We feel the earth through the bare soles of our feet; we feel the skies with our souls. And barefoot is my comfortable way to be. But bare souled too? For what reasons are we so careful to conceal our truths?

This is the 6th day in this cottage, intentionally focussed on the single-minded preoccupation of fulfilling my mission to capture the lifetimes of the Street-Sinclair family, and I have but set foot on the porch for afternoon tea only once, and this morning walked along the backyard wall but seven or so steps to take a snapshot of the three Sacred Ibis that came to inspect the racket the Australian Magpies set up at M’Lady Nancy’s dolling out of peanuts. Barefoot, indeed.
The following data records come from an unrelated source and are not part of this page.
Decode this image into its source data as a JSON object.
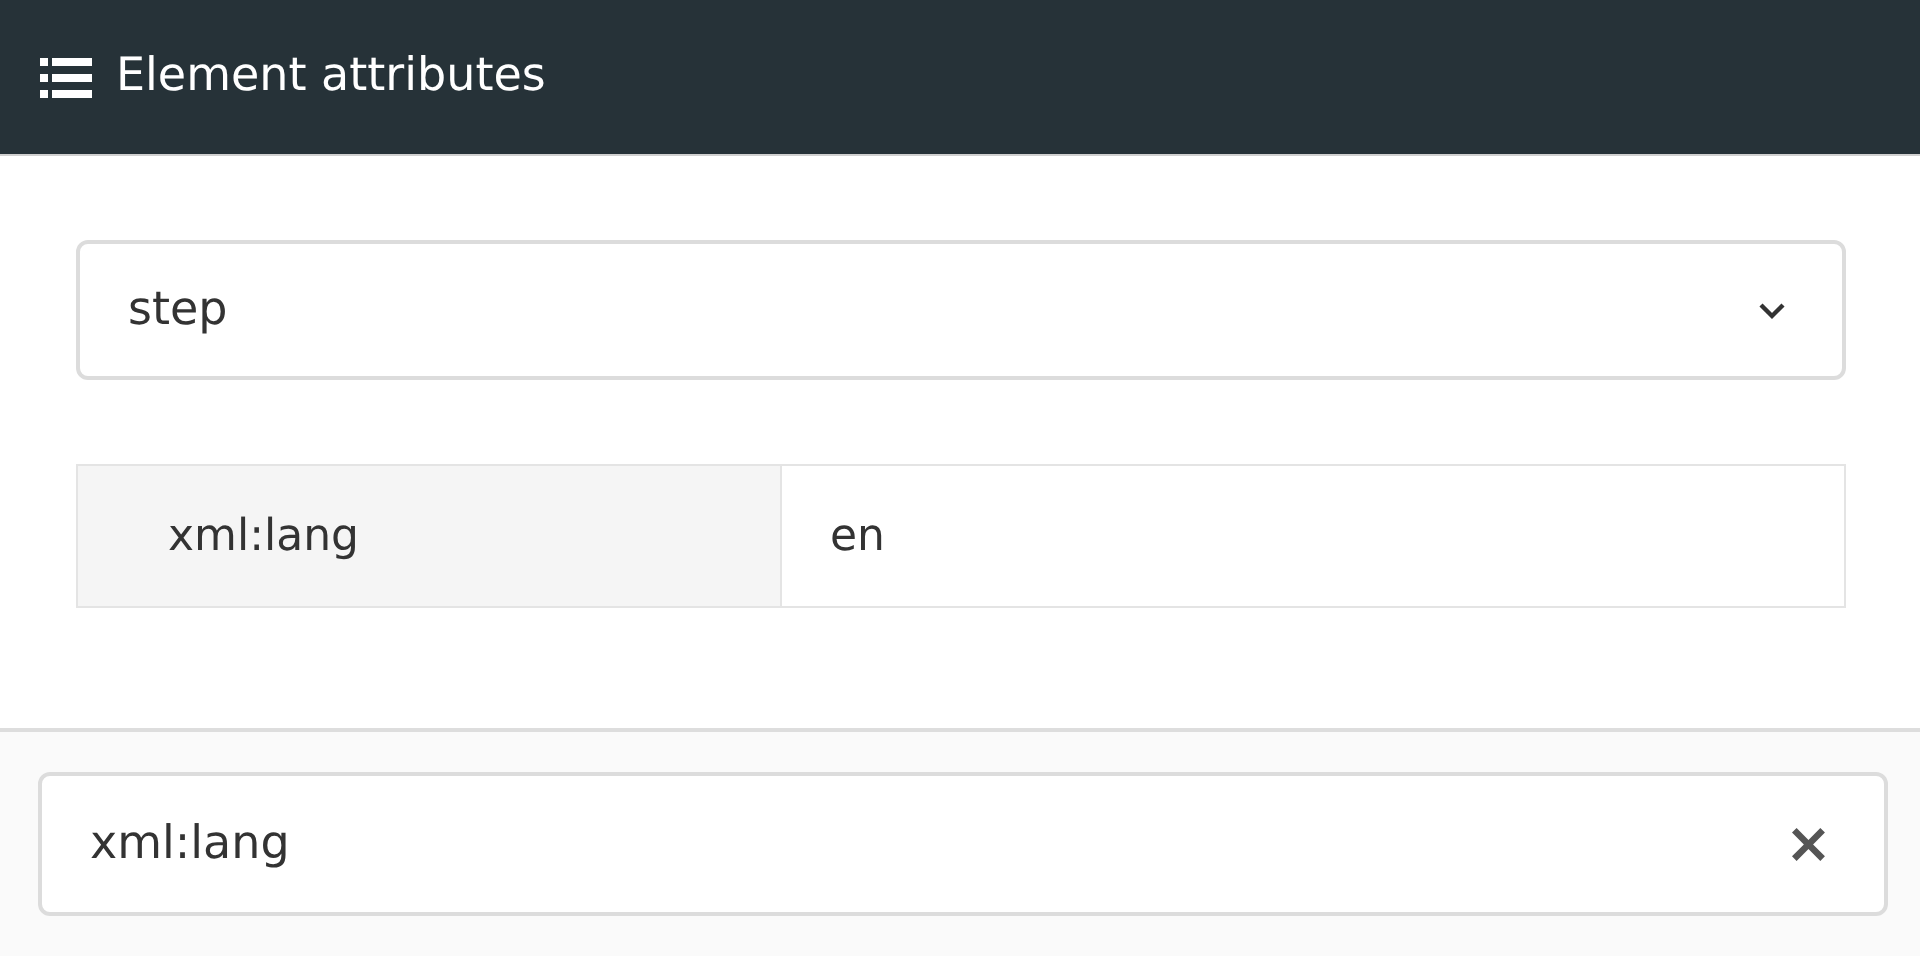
{
  "header": {
    "title": "Element attributes"
  },
  "element_select": {
    "value": "step"
  },
  "attributes": [
    {
      "name": "xml:lang",
      "value": "en"
    }
  ],
  "filter": {
    "value": "xml:lang",
    "clear_icon": "×"
  }
}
At least, ever since I’ve been here, I’ve not worn shoes, or socks. And as much as my soles appreciate the feel of wood floors and occasional carpet or tile (or on those two occasions the heat and texture of rough hewn brick) it is my soul that likes being yanked from person to person as the family’s characters commune with others through their very many photos, letters, and memorabilia. I am but the gate keeper, allowing their continued passage. 

One spends so much time concealing oneself from the elements of truth and clarity; is it to protect the self, to protect another, to protect posterity? (Quite the ghostly word that, ‘posterity’).
Am I obtuse? Then try wading through the myriad letters of a most complex and vital family. Their skeletons in the closet they believe they shall forever conceal, but they come rasping from the pages, seeking life renewed from the release of paper clips and the scanning of afresh eyes. And in the tap on the keyboard, and that distinctive yet irreproducible sound of the scanner now making permanent the fading sepias, new ventures are set free from the envelopes and boxes and elastics and albums that have shut up their existence since soon after they were dead. The truth shall find us out. Even after?
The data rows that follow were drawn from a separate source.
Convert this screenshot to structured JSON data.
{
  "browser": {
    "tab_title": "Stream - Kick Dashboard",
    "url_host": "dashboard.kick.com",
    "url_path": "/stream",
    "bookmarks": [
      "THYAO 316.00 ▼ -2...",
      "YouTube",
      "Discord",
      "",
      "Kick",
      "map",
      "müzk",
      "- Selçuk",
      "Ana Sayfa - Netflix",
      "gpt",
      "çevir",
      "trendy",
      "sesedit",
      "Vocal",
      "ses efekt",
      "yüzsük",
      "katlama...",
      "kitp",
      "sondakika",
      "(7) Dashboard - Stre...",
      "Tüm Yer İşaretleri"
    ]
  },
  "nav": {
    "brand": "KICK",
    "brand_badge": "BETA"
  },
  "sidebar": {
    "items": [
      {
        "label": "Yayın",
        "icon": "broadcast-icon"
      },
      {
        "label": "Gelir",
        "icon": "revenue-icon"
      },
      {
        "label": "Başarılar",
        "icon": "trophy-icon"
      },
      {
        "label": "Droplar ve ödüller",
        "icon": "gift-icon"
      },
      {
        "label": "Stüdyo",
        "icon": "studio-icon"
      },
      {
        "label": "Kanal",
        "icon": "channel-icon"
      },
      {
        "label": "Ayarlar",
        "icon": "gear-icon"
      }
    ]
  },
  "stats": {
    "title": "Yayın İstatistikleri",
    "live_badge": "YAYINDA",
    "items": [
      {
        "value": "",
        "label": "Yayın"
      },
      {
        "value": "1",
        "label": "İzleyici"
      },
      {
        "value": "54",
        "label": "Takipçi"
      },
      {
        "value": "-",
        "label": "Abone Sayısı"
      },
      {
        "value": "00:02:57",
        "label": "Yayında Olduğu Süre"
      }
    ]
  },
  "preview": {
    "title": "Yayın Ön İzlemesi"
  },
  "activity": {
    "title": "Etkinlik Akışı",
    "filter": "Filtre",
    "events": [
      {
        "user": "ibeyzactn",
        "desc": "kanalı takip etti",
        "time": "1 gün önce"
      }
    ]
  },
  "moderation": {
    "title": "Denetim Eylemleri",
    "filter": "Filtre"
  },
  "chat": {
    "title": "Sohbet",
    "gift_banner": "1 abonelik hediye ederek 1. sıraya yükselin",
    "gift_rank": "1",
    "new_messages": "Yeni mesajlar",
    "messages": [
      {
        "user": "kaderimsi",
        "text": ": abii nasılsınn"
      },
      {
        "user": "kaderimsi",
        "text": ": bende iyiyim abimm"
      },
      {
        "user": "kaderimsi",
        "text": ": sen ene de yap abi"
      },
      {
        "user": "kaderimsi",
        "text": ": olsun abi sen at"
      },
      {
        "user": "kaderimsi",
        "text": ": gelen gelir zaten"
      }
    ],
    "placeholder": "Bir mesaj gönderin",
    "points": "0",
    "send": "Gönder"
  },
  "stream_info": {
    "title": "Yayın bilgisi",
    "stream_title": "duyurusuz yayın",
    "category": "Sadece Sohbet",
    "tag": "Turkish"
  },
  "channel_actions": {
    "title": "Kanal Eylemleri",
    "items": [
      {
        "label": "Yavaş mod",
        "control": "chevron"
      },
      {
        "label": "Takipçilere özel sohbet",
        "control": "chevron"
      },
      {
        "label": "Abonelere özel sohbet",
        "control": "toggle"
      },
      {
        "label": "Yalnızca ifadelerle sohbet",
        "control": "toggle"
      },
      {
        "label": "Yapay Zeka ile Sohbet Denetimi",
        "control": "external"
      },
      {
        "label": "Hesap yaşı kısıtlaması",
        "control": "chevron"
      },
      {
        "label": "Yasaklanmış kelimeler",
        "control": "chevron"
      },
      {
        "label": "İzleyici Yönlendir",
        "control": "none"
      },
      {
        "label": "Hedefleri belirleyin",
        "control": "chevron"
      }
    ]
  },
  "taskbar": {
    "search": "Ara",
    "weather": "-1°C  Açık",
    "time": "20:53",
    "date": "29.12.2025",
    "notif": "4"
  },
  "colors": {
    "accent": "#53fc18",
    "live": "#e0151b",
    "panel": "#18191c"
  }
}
Perspective helps. What great grandchild should know the details of some awful death, some long forgotten scandal, or some dripping piece of gossip? What does it serve now to know that Uncle Stanley was a drunkard, Aunt Robyn had verbal diarrhea , and Steve was a.... Well, what’s it serve? We have this presumption that now that they’re dead (or that they have left the room) we may talk about them as if they were not here. We have this presumption that freedom of the press gives us the privilege exactly to know what went on in there. We have an idea that it’ll be interesting, that it’ll sell books, make a movie, and titillate an otherwise bored public. After all, why should history now be dug up unless there are the good old gory and unsavory bits too?  Then again, who dares declare themselves a censor? If the truth is that Aunt Pam smoked, then she smoked! Doesn’t give you licence. Doesn’t mean it’s in your genes.

Thing is, there is nothing really to conceal about the Sinclair or Street family. These are honourable people leading honourable lives through dreadful times. Sure, there is the reaction from this one or that one to events as they occur, but of scandal and betrayal there is none. Rather, the conflict of the saga is from dealing with the externals, the wars, the economic conditions, and the death after death due to the circumstances that vital lives tend to be drawn toward. It would have been easier for them to have stayed home and to have watched TV, listened to the radio, read the paper. But outside real life was going on, and these families ventured out, and met it square on. They met others, too. Satellite families.

Bare foot but content, determined of purpose, and with stars for souls, these are the metaphors that apply to the men and women in M’Lady’s life. And yet, at the end of the day, are they not more or less just the same sorts of people as we? In earth we grow roots. Do we but reach up to stir at the heavens?